In Zeiten des Klimawandels und ansteigenden Meeresspiegels blicken alle Küstengesellschaften wieder gebannt auf den Deich. Während sich in Norddeutschland die Mehrheit auf eine weitere Deicherhöhung einzustellen beginnt, fordern einige Forscher eine Anpassung an nicht mehr zu verhindernde Prozesse: Um das Risiko zu streuen, sollten sich in der Küstenlandschaft der Zukunft, Land und Meer wechselseitig durchdringen können. Blickt man auf die Geschichte der Westküste so wäre dies eine revolutionäre Abkehr. Denn der Drang zu einer geschlossenen Küstenlinie seit Errichtung der ersten Ringdeichanlagen im 11. Jahrhundert prägte nicht nur die "Oberfläche der Marschen, sondern auch das Wahrnehmen, Denken und Handeln ihrer Bevölkerung" (80). Der Deich stand in der Lebenswelt der Bewohner der nordfriesischen Westküstenmarsch häufig im Mittelpunkt größerer Konflikte.

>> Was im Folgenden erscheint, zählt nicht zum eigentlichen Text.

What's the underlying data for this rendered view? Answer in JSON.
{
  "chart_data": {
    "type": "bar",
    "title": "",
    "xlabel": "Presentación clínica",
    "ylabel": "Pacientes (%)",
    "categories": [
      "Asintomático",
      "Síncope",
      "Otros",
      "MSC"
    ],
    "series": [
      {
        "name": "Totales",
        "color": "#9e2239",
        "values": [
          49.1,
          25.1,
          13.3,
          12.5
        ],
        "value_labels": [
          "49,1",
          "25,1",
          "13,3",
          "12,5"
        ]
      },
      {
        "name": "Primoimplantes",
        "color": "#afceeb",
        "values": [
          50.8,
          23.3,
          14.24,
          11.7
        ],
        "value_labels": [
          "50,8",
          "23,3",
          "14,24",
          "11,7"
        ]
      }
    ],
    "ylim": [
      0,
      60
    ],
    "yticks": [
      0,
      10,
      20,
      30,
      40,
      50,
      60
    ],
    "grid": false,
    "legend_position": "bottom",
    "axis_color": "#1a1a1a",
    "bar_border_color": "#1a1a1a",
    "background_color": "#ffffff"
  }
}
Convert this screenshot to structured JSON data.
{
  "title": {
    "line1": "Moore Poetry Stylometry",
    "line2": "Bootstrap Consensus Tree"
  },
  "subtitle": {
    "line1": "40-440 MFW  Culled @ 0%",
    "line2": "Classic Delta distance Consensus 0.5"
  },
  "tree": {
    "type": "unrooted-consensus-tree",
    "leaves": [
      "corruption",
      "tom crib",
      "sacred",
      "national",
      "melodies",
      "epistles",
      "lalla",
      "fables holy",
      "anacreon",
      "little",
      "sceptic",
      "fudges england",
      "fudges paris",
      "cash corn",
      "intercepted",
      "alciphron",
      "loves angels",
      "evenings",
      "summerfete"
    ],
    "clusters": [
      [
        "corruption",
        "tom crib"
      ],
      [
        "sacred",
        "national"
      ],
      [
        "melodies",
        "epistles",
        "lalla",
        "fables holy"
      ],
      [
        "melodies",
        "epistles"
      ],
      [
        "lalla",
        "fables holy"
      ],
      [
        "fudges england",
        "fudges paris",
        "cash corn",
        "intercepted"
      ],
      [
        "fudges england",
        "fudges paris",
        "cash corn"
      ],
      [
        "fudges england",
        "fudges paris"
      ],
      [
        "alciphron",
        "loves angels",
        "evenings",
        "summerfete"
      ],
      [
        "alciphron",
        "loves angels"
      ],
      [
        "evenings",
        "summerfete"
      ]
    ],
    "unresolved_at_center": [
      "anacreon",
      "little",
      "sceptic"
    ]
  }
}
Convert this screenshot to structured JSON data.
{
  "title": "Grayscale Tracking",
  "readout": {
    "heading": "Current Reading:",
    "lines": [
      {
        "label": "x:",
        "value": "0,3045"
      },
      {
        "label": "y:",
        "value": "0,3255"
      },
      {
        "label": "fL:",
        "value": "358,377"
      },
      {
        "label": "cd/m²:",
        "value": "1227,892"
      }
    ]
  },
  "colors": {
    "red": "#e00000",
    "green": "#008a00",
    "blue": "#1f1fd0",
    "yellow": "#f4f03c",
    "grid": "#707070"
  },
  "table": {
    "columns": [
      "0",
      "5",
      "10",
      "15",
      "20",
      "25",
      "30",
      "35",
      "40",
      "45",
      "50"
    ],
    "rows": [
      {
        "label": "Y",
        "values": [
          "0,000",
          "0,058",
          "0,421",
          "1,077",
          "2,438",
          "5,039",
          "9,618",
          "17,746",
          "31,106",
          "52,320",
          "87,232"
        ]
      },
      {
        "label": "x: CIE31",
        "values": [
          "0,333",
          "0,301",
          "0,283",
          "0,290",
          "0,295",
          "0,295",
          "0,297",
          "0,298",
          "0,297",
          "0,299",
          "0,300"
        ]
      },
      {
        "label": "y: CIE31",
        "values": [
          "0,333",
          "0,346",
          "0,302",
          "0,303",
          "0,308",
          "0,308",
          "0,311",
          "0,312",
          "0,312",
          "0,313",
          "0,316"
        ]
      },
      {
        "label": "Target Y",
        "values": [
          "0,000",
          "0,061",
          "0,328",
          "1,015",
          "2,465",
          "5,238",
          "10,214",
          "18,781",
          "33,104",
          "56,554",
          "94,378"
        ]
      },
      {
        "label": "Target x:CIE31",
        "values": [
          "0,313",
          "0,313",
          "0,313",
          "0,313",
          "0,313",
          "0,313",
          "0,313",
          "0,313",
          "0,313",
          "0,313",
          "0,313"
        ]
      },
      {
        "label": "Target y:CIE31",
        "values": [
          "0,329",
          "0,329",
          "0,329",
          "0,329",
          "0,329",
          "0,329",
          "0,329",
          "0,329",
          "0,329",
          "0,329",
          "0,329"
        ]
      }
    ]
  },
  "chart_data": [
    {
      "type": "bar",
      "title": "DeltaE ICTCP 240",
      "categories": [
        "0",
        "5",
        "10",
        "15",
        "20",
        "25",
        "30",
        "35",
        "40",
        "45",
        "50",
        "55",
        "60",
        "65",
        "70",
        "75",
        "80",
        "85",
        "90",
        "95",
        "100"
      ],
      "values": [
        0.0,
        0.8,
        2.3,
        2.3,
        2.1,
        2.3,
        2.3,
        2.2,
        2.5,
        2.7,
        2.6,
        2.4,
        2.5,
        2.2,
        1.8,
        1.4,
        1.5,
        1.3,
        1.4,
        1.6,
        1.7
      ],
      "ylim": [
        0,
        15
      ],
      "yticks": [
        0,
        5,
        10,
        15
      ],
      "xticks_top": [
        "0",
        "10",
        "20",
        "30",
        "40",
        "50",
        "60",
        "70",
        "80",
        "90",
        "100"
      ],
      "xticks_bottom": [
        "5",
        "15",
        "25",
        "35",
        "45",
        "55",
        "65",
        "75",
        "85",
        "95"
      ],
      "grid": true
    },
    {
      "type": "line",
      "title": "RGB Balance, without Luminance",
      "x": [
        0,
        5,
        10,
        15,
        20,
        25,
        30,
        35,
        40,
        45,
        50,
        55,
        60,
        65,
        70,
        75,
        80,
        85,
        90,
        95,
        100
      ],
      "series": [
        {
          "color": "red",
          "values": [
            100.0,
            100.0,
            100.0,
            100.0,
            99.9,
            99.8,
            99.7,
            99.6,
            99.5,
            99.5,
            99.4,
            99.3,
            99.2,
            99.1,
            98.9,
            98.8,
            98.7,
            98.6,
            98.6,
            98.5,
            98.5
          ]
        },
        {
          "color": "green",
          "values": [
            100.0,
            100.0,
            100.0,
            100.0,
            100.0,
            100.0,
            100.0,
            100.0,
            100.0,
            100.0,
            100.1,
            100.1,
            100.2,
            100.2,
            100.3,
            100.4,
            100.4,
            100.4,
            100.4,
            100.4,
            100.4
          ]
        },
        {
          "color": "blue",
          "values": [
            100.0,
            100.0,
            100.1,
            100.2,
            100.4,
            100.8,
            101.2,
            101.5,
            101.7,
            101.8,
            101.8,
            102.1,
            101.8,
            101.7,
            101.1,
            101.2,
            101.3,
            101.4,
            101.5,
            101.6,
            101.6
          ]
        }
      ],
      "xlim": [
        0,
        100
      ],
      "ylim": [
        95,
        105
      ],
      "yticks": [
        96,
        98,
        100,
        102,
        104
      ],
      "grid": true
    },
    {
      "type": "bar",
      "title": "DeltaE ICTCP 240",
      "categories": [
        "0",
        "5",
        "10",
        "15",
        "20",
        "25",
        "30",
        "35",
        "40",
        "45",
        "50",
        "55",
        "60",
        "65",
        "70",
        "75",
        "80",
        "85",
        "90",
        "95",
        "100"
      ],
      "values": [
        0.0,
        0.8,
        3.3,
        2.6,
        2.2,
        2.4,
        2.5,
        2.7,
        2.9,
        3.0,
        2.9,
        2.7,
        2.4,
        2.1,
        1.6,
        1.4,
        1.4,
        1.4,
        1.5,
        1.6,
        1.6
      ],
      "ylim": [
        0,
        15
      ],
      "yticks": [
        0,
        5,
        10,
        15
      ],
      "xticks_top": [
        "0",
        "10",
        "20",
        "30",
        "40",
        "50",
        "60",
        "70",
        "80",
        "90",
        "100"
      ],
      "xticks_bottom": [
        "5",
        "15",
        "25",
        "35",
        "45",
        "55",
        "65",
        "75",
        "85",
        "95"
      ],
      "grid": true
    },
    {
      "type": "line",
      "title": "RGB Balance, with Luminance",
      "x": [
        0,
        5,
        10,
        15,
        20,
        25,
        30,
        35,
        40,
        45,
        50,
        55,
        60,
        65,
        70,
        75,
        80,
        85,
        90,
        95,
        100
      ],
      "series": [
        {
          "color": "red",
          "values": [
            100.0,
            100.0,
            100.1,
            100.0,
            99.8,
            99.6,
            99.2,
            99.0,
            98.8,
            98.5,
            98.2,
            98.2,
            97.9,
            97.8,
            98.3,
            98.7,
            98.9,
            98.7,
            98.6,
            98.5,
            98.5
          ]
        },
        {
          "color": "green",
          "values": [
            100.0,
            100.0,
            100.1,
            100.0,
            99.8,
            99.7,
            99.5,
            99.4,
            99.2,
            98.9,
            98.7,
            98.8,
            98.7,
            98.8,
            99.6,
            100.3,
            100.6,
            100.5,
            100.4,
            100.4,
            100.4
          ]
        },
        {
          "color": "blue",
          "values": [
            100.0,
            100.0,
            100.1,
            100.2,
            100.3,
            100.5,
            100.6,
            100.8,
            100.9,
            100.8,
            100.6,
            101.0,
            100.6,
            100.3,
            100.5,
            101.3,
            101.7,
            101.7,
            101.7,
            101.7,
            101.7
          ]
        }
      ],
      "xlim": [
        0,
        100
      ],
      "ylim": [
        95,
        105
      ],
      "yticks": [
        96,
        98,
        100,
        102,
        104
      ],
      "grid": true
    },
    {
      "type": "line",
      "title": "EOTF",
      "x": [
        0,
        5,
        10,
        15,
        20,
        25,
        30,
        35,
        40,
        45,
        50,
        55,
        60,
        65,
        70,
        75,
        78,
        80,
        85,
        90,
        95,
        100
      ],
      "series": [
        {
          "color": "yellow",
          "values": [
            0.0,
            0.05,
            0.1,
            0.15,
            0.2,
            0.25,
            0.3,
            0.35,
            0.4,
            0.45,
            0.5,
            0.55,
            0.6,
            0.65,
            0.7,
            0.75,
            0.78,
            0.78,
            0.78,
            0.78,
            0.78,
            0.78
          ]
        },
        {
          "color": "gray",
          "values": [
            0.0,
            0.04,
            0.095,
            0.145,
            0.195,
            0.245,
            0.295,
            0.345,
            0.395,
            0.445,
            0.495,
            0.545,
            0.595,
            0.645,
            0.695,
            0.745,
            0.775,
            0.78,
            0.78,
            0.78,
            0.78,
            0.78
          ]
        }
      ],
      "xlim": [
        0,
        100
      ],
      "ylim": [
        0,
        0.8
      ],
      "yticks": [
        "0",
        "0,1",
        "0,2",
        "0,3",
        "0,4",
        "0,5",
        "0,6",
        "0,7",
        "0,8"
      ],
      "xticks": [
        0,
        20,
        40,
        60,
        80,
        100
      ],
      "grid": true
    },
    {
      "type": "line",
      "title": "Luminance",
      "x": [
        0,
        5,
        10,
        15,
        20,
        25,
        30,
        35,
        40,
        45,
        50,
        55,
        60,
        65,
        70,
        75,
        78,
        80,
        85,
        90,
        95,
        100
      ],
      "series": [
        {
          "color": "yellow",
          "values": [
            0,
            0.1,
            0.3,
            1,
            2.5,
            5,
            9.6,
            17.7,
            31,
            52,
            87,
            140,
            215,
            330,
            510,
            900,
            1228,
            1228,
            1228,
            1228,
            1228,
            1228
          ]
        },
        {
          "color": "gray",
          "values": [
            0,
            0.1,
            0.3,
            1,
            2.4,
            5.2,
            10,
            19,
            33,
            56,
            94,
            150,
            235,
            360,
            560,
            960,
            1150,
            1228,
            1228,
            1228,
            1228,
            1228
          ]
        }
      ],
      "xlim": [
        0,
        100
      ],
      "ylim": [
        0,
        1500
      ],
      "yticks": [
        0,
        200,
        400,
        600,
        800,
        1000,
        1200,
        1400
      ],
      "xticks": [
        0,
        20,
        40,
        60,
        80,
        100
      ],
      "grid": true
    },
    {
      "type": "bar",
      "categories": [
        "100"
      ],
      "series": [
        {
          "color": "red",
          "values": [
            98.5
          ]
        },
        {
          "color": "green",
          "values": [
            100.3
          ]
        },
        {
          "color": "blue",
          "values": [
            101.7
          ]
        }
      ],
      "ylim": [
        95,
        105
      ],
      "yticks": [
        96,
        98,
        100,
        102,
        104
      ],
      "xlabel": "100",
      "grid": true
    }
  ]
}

Nicht nur der, der den amphibischen Raum hinter den "Landesschutzdeich" ausdehnen will, sollte daher die lesenswerte Dissertation von Marie Luisa Allemeyer zur Hand nehmen. Detailreich untersucht sie, wie Mensch und Meer im 17. und 18. Jahrhundert wechselseitig aufeinander Einfluss nahmen. Um der Komplexität der Lebenswelt der Küstenbewohner gerecht zu werden, skizziert die Autorin zunächst die geographischen, politischen und gesellschaftlichen Besonderheiten der Marschregion. Der ausführlichere zweite Teil widmet sich den zahlreichen Konflikten um den Deich. Dabei wird zwischen Konflikten um die "Deichsolidarität", "Konflikten um Besitz, Autonomie und Herrschaft" und "Konflikten um das Verhältnis zwischen Gott, Mensch und Natur" unterschieden. Als besonders aussagekräftig erweist sich bei all diesen Auseinandersetzungen die quellennahe Analyse zahlreicher Bitt- und Beschwerdeschriften. Vorherrschende religiöse Vorstellungen werden über Predigten und theologische Texte offen gelegt.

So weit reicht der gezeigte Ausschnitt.